Nous sommes tous les jours confrontés aux médias. Notre représentation du monde est en
partie construite à travers les représentations médiatiques ( voir, par exemple, la
représentation qui a été faite des élections en Irak ). Il s’agira, dans ce cours, de porter un
regard critique sur ce phénomène, et non pas de faire de la sémiologie.
Chapitre 1 :
Définitions et caractéristiques générales de la
communication
La notion de communication est très floue, très générale. Il n’y a qu’à voir les multiples
utilisations qui sont faites de ce terme aujourd’hui. On parle de société de communication,
celle-ci étant fondé sur le principe de liberté ; on parle également de “révolution de la
communication“ ( à l’heure où la révolution en tant que phénomène politique semble
impensable ).
“Communication“ peut être considéré comme un mot-valise, ou comme un “colosse
terminologique aux pieds d’argile“ ( Bougnoux ). C’est un archétype de ce que l’on appelle
un polysème.
Sur le terrain de ces études, l’école de Palo Alto part du précepte suivant : on ne peut pas ne
pas communiquer. Vivre en société, c’est communiquer. D’où l’immensité du champ couvert
par la communication. Les terrains sont très variés, les vecteurs de la communication n’ont
aucun rapport les uns avec les autres.
“Communication“ vient du latin “communicare“ et “communio“, qui signifient à l’origine la
mise en commun, le partage ; il y a une logique de transmission.

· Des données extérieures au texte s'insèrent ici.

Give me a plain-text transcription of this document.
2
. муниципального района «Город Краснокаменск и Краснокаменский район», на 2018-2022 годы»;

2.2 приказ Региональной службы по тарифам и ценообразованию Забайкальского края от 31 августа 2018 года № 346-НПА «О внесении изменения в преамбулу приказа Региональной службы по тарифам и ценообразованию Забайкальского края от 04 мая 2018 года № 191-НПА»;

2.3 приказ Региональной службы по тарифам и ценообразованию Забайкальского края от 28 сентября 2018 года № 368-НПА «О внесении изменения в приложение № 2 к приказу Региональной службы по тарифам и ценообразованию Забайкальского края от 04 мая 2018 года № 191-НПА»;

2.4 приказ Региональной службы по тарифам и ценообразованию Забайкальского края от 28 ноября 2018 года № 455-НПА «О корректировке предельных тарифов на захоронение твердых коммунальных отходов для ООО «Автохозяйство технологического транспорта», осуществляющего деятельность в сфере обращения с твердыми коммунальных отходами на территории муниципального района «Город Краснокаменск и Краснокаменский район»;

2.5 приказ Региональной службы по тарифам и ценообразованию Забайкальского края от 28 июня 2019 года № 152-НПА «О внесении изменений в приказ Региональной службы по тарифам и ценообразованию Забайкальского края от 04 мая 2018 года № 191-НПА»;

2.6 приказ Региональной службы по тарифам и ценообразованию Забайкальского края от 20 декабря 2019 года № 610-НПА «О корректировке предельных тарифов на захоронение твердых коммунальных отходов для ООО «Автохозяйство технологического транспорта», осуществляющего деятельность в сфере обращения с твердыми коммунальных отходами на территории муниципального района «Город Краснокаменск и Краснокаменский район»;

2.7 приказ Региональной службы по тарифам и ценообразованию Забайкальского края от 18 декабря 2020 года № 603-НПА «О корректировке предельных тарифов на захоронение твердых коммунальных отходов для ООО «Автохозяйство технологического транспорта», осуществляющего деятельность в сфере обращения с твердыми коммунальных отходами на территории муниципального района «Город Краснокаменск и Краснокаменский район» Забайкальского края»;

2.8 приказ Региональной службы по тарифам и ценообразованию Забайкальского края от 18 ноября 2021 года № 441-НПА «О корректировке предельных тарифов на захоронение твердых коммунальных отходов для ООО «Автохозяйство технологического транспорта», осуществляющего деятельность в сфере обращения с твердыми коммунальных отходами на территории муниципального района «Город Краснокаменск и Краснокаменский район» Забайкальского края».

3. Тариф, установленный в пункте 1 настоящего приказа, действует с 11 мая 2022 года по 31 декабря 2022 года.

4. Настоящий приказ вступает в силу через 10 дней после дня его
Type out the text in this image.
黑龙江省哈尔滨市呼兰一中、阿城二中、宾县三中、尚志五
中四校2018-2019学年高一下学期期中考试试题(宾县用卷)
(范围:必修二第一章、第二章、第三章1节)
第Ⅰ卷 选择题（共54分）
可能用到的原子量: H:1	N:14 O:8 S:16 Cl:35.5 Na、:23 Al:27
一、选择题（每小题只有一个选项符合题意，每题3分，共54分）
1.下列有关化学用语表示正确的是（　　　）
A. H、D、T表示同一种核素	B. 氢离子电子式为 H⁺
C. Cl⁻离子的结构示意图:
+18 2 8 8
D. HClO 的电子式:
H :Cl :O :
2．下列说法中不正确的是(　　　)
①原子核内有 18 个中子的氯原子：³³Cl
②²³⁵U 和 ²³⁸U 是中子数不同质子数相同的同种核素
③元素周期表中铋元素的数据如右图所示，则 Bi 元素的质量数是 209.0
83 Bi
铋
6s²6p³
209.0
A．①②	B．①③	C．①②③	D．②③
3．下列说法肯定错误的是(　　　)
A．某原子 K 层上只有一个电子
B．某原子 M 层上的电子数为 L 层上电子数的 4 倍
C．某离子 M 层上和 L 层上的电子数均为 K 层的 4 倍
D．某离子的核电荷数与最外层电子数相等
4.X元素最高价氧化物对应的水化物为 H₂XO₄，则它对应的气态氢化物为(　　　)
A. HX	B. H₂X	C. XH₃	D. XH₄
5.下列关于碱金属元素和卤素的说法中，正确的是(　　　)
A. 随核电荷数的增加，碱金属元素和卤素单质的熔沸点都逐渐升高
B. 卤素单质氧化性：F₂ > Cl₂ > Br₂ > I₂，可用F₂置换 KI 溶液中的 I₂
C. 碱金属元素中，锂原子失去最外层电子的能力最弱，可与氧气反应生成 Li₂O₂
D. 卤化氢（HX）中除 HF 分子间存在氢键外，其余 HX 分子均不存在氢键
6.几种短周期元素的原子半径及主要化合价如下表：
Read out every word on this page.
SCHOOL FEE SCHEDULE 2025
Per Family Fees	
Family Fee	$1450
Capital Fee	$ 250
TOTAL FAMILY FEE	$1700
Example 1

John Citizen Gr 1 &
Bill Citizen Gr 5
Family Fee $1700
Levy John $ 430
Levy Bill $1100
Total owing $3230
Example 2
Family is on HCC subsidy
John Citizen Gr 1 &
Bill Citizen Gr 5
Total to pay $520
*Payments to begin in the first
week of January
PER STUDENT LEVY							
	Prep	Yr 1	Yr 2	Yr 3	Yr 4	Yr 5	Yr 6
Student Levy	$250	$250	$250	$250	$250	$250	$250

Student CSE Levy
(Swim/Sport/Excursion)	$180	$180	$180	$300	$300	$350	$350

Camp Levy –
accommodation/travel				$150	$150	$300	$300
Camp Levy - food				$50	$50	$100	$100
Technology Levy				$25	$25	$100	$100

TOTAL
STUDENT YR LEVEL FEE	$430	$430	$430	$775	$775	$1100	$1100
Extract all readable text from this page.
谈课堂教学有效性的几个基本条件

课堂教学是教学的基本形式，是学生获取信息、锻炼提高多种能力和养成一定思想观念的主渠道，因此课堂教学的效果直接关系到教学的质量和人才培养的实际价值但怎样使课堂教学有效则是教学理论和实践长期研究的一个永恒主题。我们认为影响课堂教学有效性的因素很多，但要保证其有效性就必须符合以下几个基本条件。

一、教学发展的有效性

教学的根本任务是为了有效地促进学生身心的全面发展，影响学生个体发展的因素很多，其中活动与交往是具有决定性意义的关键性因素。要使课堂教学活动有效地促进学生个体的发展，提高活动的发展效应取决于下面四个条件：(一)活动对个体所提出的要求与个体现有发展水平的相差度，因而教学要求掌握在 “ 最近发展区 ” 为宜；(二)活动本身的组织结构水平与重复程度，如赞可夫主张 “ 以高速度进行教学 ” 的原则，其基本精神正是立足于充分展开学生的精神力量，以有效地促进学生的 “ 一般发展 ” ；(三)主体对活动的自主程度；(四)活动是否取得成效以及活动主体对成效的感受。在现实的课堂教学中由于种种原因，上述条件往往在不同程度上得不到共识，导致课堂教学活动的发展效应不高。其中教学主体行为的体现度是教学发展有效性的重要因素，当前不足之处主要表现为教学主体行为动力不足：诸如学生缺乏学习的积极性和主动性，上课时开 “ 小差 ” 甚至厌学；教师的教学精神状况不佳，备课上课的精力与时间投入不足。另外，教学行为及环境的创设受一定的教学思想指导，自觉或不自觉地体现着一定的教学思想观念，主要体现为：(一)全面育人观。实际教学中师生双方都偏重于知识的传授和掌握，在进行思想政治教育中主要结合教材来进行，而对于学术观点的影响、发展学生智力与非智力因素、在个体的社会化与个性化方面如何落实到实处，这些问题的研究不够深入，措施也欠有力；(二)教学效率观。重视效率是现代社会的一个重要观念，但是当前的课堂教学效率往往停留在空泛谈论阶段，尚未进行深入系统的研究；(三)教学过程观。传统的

À partir du XVIème siècle, on désigne sous la notion de communication les moyens par
lesquels les individus peuvent se rencontrer, par lesquels ils entrent en relation les uns avec
les autres, au sens d’un déplacement physique. Le premier usage correspond donc aux voies
de communication. Puis apparaît l’idée que l’on peut communiquer sans déplacement
physique ( notamment par le courrier, qui est une activité monopolistique régalienne depuis le
XIème siècle ). C’est à partir du XVIIIème siècle que la communication désigne les diverses
modalités de transmission et de réception des messages, des signes, le rapport entre un
émetteur et un récepteur avec, entre les deux, un vecteur ( le médium, qui donnera le mot
“média“ ).
-> Quand on parle de communication, on désigne à la fois des moyens de communication et le
processus de transmission.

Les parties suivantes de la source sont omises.